EL CANDIDATO DEL REY (y 2)
(De la primera parte):
Fue el rey a consultar con su viejo padre quien, tras escuchar a su hijo, le contestó en éstos términos:
-“Somos una gran y antigua nación. Y no sólo por regalo de Dios, que bendijo nuestras tierras, sino por el esfuerzo y penurias de nuestros antecesores. Carecemos de legitimidad ni moral ni jurídica para fracturar las tierras que de ellos recibimos. El gobernante, o lo es para hacer mejor la convivencia de todos nuestros vecinos, o no lo es. No debe gobernar quien esquilma a su pueblo, quien lo somete a mentiras y ocultaciones, quien se cree de mejor calidad que los demás, quien adoctrina a los infantes para mejor someterlos, quien confunde a las gentes defendiendo que, so pretexto de ser todos iguales, prioriza el derecho de la mujer sobre el hombre o del hombre sobre la mujer, quien no guarda el respeto debido a los muertos porque se combate a los vivos y se deja descansar a los muertos, quien beneficia a unas tierras sobre otras o a unas personas sobre otras. Y, ¡qué carajo!, la Nación ni se parcela, ni se disgrega, ni se descompone, ni se quiebra. La Ley a todos nos manda y todos estamos sujetos a ella; a quienes tienen encomendado aplicarla les debemos obligadamente acatamiento y cuando condenan por contravenir la Ley nada hay que exima a los culpables de la pena. Hijo mío, tienes la responsabilidad y deber máximos. Si has de guerrear, guerrea. Nadie te garantiza la victoria. Nadie se la garantizó a tus antepasados. Pero jamás podrás perder el honor y lo que ello comporta”.
Aquellas solemnes palabras calaron con naturalidad en el corazón y el sentimiento del rey. No tenía duda alguna. Sólo quedaba actuar en consecuencia.
(Segunda parte):
“Sólo faltaba actuar”. Actuar en aquella época, (y en ésta lo mismo) suele ser una fase delicada, difícil. Porque puede ocurrir que la acción ponga al desnudo la incapacidad operativa del actor.
Cavilar, meditar, reflexionar, mostrar incluso ocurrencias, con frecuencia dar la tabarra con pensamientos más o menos madurados, está al alcance de una parte significativa de la población. Sin entrar en la calidad o bondad de las cavilaciones, meditaciones, reflexiones, ocurrencias o pensamientos. Que lo más corriente es que sean de calidad pésima.

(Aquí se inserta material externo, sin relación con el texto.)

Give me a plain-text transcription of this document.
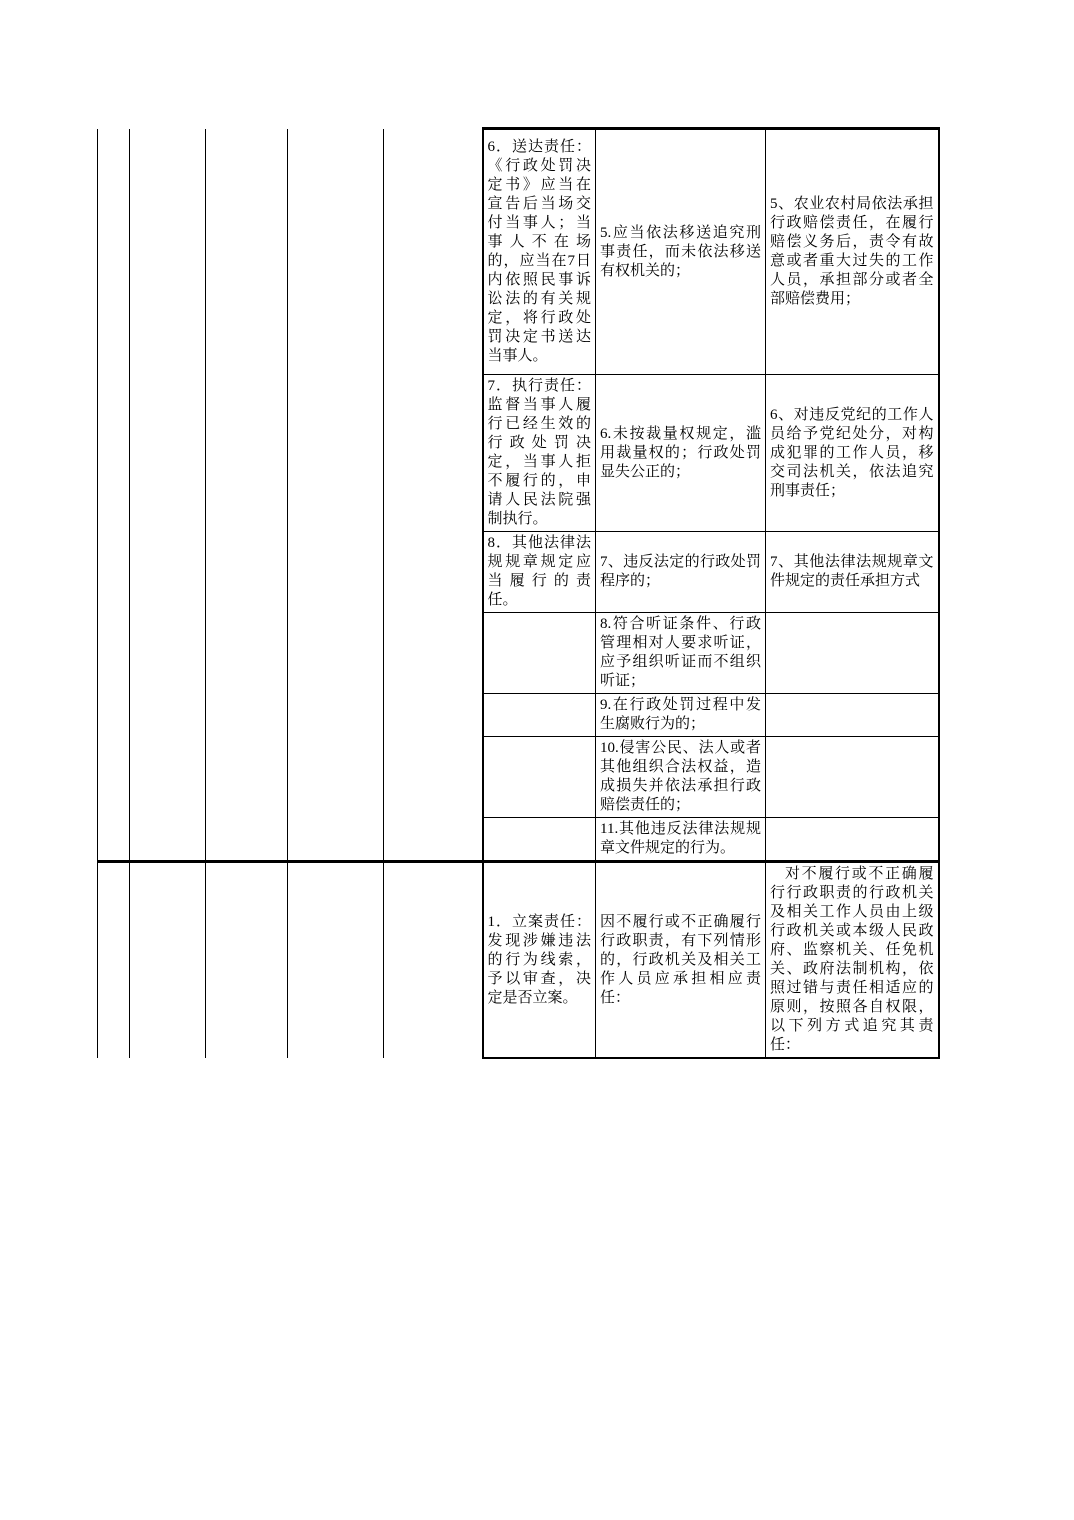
					6．送达责任：《行政处罚决定书》应当在宣告后当场交付当事人；当事人不在场的，应当在7日内依照民事诉讼法的有关规定，将行政处罚决定书送达当事人。	5.应当依法移送追究刑事责任，而未依法移送有权机关的；	5、农业农村局依法承担行政赔偿责任，在履行赔偿义务后，责令有故意或者重大过失的工作人员，承担部分或者全部赔偿费用；
					7．执行责任：监督当事人履行已经生效的行政处罚决定，当事人拒不履行的，申请人民法院强制执行。	6.未按裁量权规定，滥用裁量权的；行政处罚显失公正的；	6、对违反党纪的工作人员给予党纪处分，对构成犯罪的工作人员，移交司法机关，依法追究刑事责任；
					8．其他法律法规规章规定应当履行的责任。	7、违反法定的行政处罚程序的；	7、其他法律法规规章文件规定的责任承担方式
						8.符合听证条件、行政管理相对人要求听证，应予组织听证而不组织听证；	
						9.在行政处罚过程中发生腐败行为的；	
						10.侵害公民、法人或者其他组织合法权益，造成损失并依法承担行政赔偿责任的；	
						11.其他违反法律法规规章文件规定的行为。	
					1．立案责任：发现涉嫌违法的行为线索，予以审查，决定是否立案。	因不履行或不正确履行行政职责，有下列情形的，行政机关及相关工作人员应承担相应责任：	对不履行或不正确履行行政职责的行政机关及相关工作人员由上级行政机关或本级人民政府、监察机关、任免机关、政府法制机构，依照过错与责任相适应的原则，按照各自权限，以下列方式追究其责任：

De forma y manera que disponer de unas reflexiones apreciables es un verdadero tesoro. Y las del padre del rey eran excelentes, oportunas, atinadas, grandemente ajustadas a la realidad y perfectamente cocinadas con la sabiduría y experiencia del anciano. (Claro que probablemente no se jugaba una vida dilatada.)
Pero, ¿y actuar? Amigos, para eso, además de las facultades y habilidades necesarias es preciso, ante todo, “tener los borbones necesarios”. Y eso casi roza el milagro. Unos borbones sanos, potentes y “bien puestos” es una herramienta imprescindible para emprender según qué tipo de acciones. En especial aquellas que comportan algún riesgo para la placidez de la vida, para la salud y, no quiero ni decir, para la propia vida. Por eso es muy corriente que muchos proyectos no consigan salir de su propio huevo y no fructifiquen en acción alguna.

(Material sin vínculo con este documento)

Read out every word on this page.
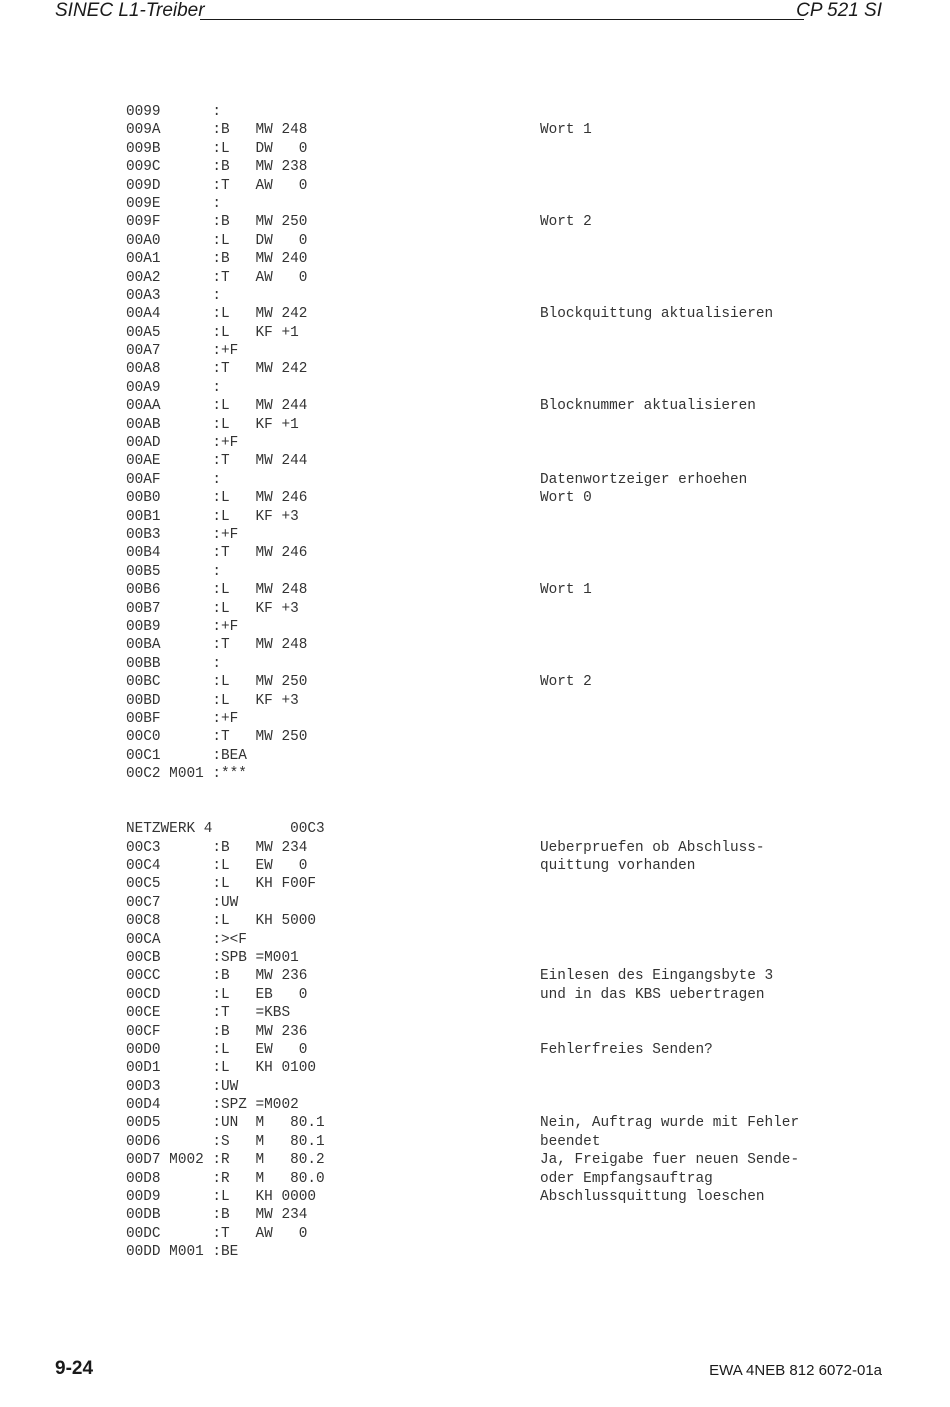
SINEC L1-Treiber	CP 521 SI
0099      :
009A      :B   MW 248	Wort 1
009B      :L   DW   0
009C      :B   MW 238
009D      :T   AW   0
009E      :
009F      :B   MW 250	Wort 2
00A0      :L   DW   0
00A1      :B   MW 240
00A2      :T   AW   0
00A3      :
00A4      :L   MW 242	Blockquittung aktualisieren
00A5      :L   KF +1
00A7      :+F
00A8      :T   MW 242
00A9      :
00AA      :L   MW 244	Blocknummer aktualisieren
00AB      :L   KF +1
00AD      :+F
00AE      :T   MW 244
00AF      :	Datenwortzeiger erhoehen
00B0      :L   MW 246	Wort 0
00B1      :L   KF +3
00B3      :+F
00B4      :T   MW 246
00B5      :
00B6      :L   MW 248	Wort 1
00B7      :L   KF +3
00B9      :+F
00BA      :T   MW 248
00BB      :
00BC      :L   MW 250	Wort 2
00BD      :L   KF +3
00BF      :+F
00C0      :T   MW 250
00C1      :BEA
00C2 M001 :***
NETZWERK 4         00C3
00C3      :B   MW 234	Ueberpruefen ob Abschluss-
00C4      :L   EW   0	quittung vorhanden
00C5      :L   KH F00F
00C7      :UW
00C8      :L   KH 5000
00CA      :><F
00CB      :SPB =M001
00CC      :B   MW 236	Einlesen des Eingangsbyte 3
00CD      :L   EB   0	und in das KBS uebertragen
00CE      :T   =KBS
00CF      :B   MW 236
00D0      :L   EW   0	Fehlerfreies Senden?
00D1      :L   KH 0100
00D3      :UW
00D4      :SPZ =M002
00D5      :UN  M   80.1	Nein, Auftrag wurde mit Fehler
00D6      :S   M   80.1	beendet
00D7 M002 :R   M   80.2	Ja, Freigabe fuer neuen Sende-
00D8      :R   M   80.0	oder Empfangsauftrag
00D9      :L   KH 0000	Abschlussquittung loeschen
00DB      :B   MW 234
00DC      :T   AW   0
00DD M001 :BE
9-24	EWA 4NEB 812 6072-01a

Bien es verdad además que errar en un pensamiento no acarrea por lo general las perniciosas consecuencias que ocasiona fracasar en una actuación. Las palabras se las lleva el viento. Pero para borrar los hechos es preciso echarle ingenio, caradura y, casi siempre, maldad, mucha maldad.
Es muy habitual que para justificar (incluso a nosotros mismos) no hacer algo después de haber concluido que era lo que había que ejecutar, busquemos y encontremos con facilidad asideros a los que agarrarnos: la prudencia, la paciencia, el tiempo como aliado (¡hay que ver la cantidad de asuntos que arregla el simple transcurso del tiempo!), la serenidad. Todas ellas justificaciones virtuosas que, a cada paso, esconden la razón verdadera por la que se evita pasar a la acción: la falta de unos borbones bien puestos.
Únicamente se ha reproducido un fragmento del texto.